One family stays on in Malin, others face too many problems in temporary shelters

On the eve of the second anniversary of the Malin tragedy, tehsildar Ravindra Sabnis who has taken over last month is all set to address the issue of “small temporary shelters” and initiate the process of constructing more to accommodate the families.

Written by Nisha Nambiar , MANOJ MORE | Malin | Published: July 30, 2016 1:52 am
pune, pune building disaster, pune construction disaster, pune workers, pune construction, pune illegal building, pune illegal construction, pune news Raju Zanjare and his family are the only ones staying in Malin. Pavan Khengre

The district administration has vowed to ready the permanent houses for the Malin landslide-affected by Diwali this year and it is also planning to increase the number of temporary houses and address the demands and issues of the Malin villagers. The work on the permanent houses, 465-square-feet houses in a residential building, a little distance away from the tragedy site, is in full swing.

On the eve of the second anniversary of the Malin tragedy, tehsildar Ravindra Sabnis who has taken over last month is all set to address the issue of “small temporary shelters” and initiate the process of constructing more to accommodate the families. With 40 temporary shelters constructed for at least 50 families, these shelters are falling short of space which has forced one Raju Zanjare’s family to move to the original site of Malin.

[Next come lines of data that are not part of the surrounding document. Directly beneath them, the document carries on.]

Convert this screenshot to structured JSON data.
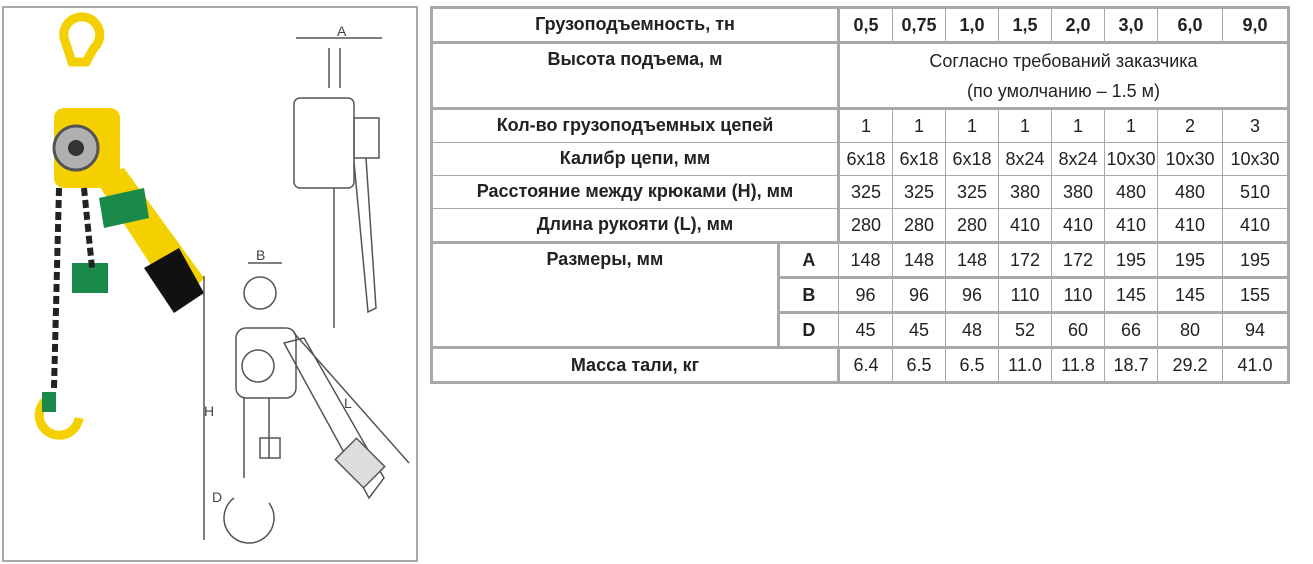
{
  "table": {
    "capacity": {
      "label": "Грузоподъемность, тн",
      "values": [
        "0,5",
        "0,75",
        "1,0",
        "1,5",
        "2,0",
        "3,0",
        "6,0",
        "9,0"
      ]
    },
    "lift_height": {
      "label": "Высота подъема, м",
      "line1": "Согласно требований заказчика",
      "line2": "(по умолчанию – 1.5 м)"
    },
    "chains": {
      "label": "Кол-во грузоподъемных цепей",
      "values": [
        "1",
        "1",
        "1",
        "1",
        "1",
        "1",
        "2",
        "3"
      ]
    },
    "chain_gauge": {
      "label": "Калибр цепи, мм",
      "values": [
        "6x18",
        "6x18",
        "6x18",
        "8x24",
        "8x24",
        "10x30",
        "10x30",
        "10x30"
      ]
    },
    "hook_distance": {
      "label": "Расстояние между крюками (H), мм",
      "values": [
        "325",
        "325",
        "325",
        "380",
        "380",
        "480",
        "480",
        "510"
      ]
    },
    "handle_length": {
      "label": "Длина рукояти (L), мм",
      "values": [
        "280",
        "280",
        "280",
        "410",
        "410",
        "410",
        "410",
        "410"
      ]
    },
    "dimensions": {
      "label": "Размеры, мм",
      "A": {
        "label": "A",
        "values": [
          "148",
          "148",
          "148",
          "172",
          "172",
          "195",
          "195",
          "195"
        ]
      },
      "B": {
        "label": "B",
        "values": [
          "96",
          "96",
          "96",
          "110",
          "110",
          "145",
          "145",
          "155"
        ]
      },
      "D": {
        "label": "D",
        "values": [
          "45",
          "45",
          "48",
          "52",
          "60",
          "66",
          "80",
          "94"
        ]
      }
    },
    "weight": {
      "label": "Масса тали, кг",
      "values": [
        "6.4",
        "6.5",
        "6.5",
        "11.0",
        "11.8",
        "18.7",
        "29.2",
        "41.0"
      ]
    }
  },
  "drawing": {
    "dim_A": "A",
    "dim_B": "B",
    "dim_H": "H",
    "dim_L": "L",
    "dim_D": "D"
  },
  "colors": {
    "hoist_yellow": "#f5d000",
    "accent_green": "#1a8a4a",
    "border": "#a8a8a8"
  }
}
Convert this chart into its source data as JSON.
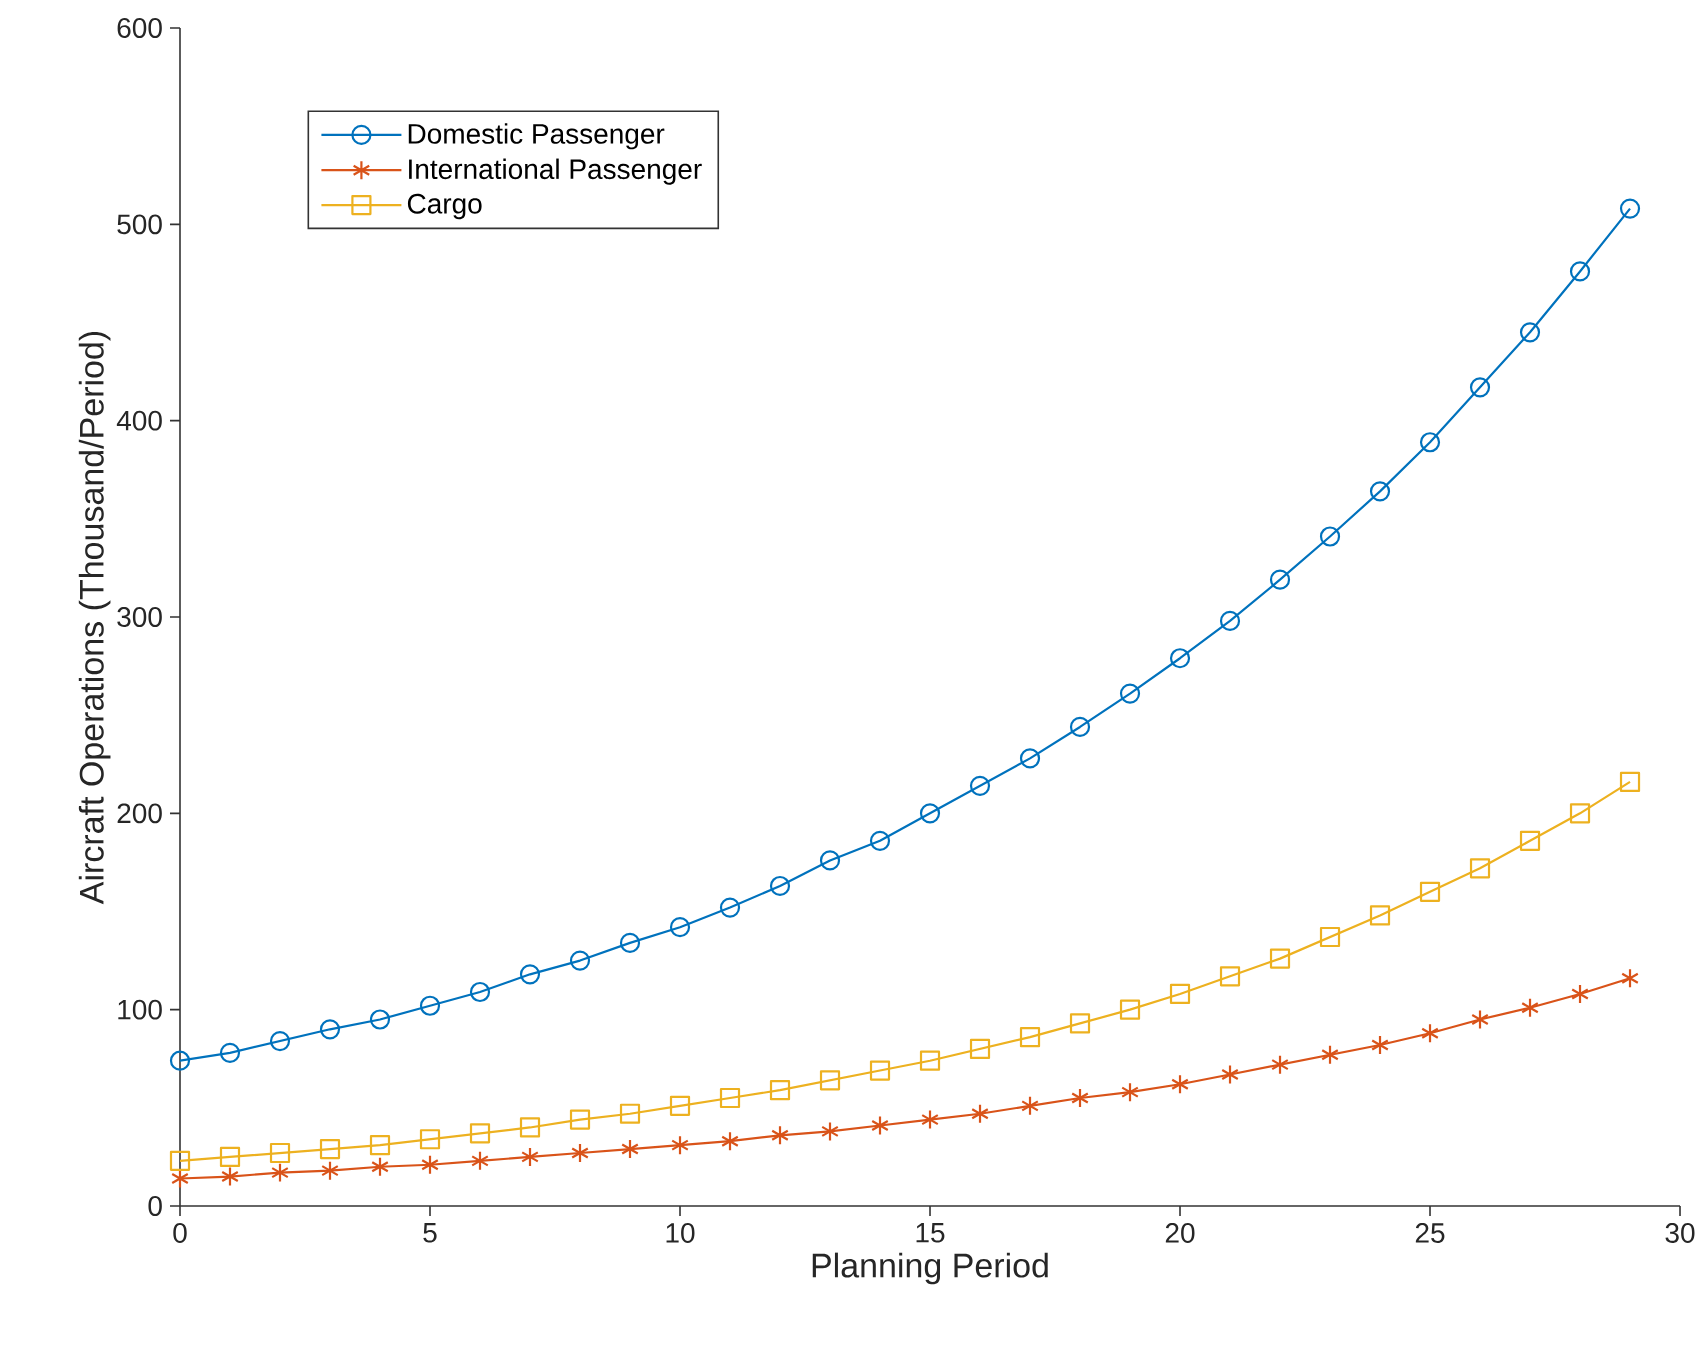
{
  "chart_data": {
    "type": "line",
    "xlabel": "Planning Period",
    "ylabel": "Aircraft Operations (Thousand/Period)",
    "x": [
      0,
      1,
      2,
      3,
      4,
      5,
      6,
      7,
      8,
      9,
      10,
      11,
      12,
      13,
      14,
      15,
      16,
      17,
      18,
      19,
      20,
      21,
      22,
      23,
      24,
      25,
      26,
      27,
      28,
      29
    ],
    "series": [
      {
        "name": "Domestic Passenger",
        "color": "#0072bd",
        "marker": "circle",
        "values": [
          74,
          78,
          84,
          90,
          95,
          102,
          109,
          118,
          125,
          134,
          142,
          152,
          163,
          176,
          186,
          200,
          214,
          228,
          244,
          261,
          279,
          298,
          319,
          341,
          364,
          389,
          417,
          445,
          476,
          508
        ]
      },
      {
        "name": "International Passenger",
        "color": "#d95319",
        "marker": "cross",
        "values": [
          14,
          15,
          17,
          18,
          20,
          21,
          23,
          25,
          27,
          29,
          31,
          33,
          36,
          38,
          41,
          44,
          47,
          51,
          55,
          58,
          62,
          67,
          72,
          77,
          82,
          88,
          95,
          101,
          108,
          116
        ]
      },
      {
        "name": "Cargo",
        "color": "#edb120",
        "marker": "square",
        "values": [
          23,
          25,
          27,
          29,
          31,
          34,
          37,
          40,
          44,
          47,
          51,
          55,
          59,
          64,
          69,
          74,
          80,
          86,
          93,
          100,
          108,
          117,
          126,
          137,
          148,
          160,
          172,
          186,
          200,
          216
        ]
      }
    ],
    "xlim": [
      0,
      30
    ],
    "xticks": [
      0,
      5,
      10,
      15,
      20,
      25,
      30
    ],
    "ylim": [
      0,
      600
    ],
    "yticks": [
      0,
      100,
      200,
      300,
      400,
      500,
      600
    ],
    "grid": false,
    "legend": "top left",
    "line_style": "solid"
  }
}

“We are the only family living here. Though we have been given a notice for eviction, we have refused to move out. We remain undeterred,” he said. Zanjare lives with his wife, brother and his wife. Zanjare said Malin had a population of 400. “Of which, 151 have died,” he added.

Other villagers like Dilip Lembhe who lost ten members of his family feel that the temporary shelters are inadequate. “We are only two and in other families there are ten to twelve people and these small temporary shelters are inadequate,” he said.

Having lost six daughters, one son, his wife, mother and brother, Lembhe has been able to retain his job at Chakan as a worker but clearly looks still shaken. “I was the worst affected by the tragedy… How can I forget it… Though I have moved on in life after my marriage, I am still to get over the tragedy…,” he said.

The issues of these villagers will be addressed by the administration on Saturday. Some of the villagers have their reservation about Aamade as the permanent site for the rehabilitation as it is on a hillock and could prove risky.

“There were many sites proposed, but the officials have zeroed in on the current site which again looks risky like the earlier one. Even as consent was taken from most villagers, I have not given my approval for the new site,” said Dilip Lembhe. The government has proposed 68 houses at the site.

Meanwhile, at the temporary shelters lack of basic amenities and small ill-lit rooms continue to bother the villagers. “When the government gave us these shelters, we thought they would be improved eventually. However, we are unable to cook anything inside these small shelters and have to do so outside. In the monsoon season, it is practically impossible to cook,” said Savita Lembhe. Only a few households have gas connections.

At an Idea Exchange at The Indian Express office, earlier this week, District Collector Saurabh Rao had said, “Under government norms, houses of 269-square-feet are given to the poor sections of the society. But we are giving the Malin victims 465-square-feet houses.”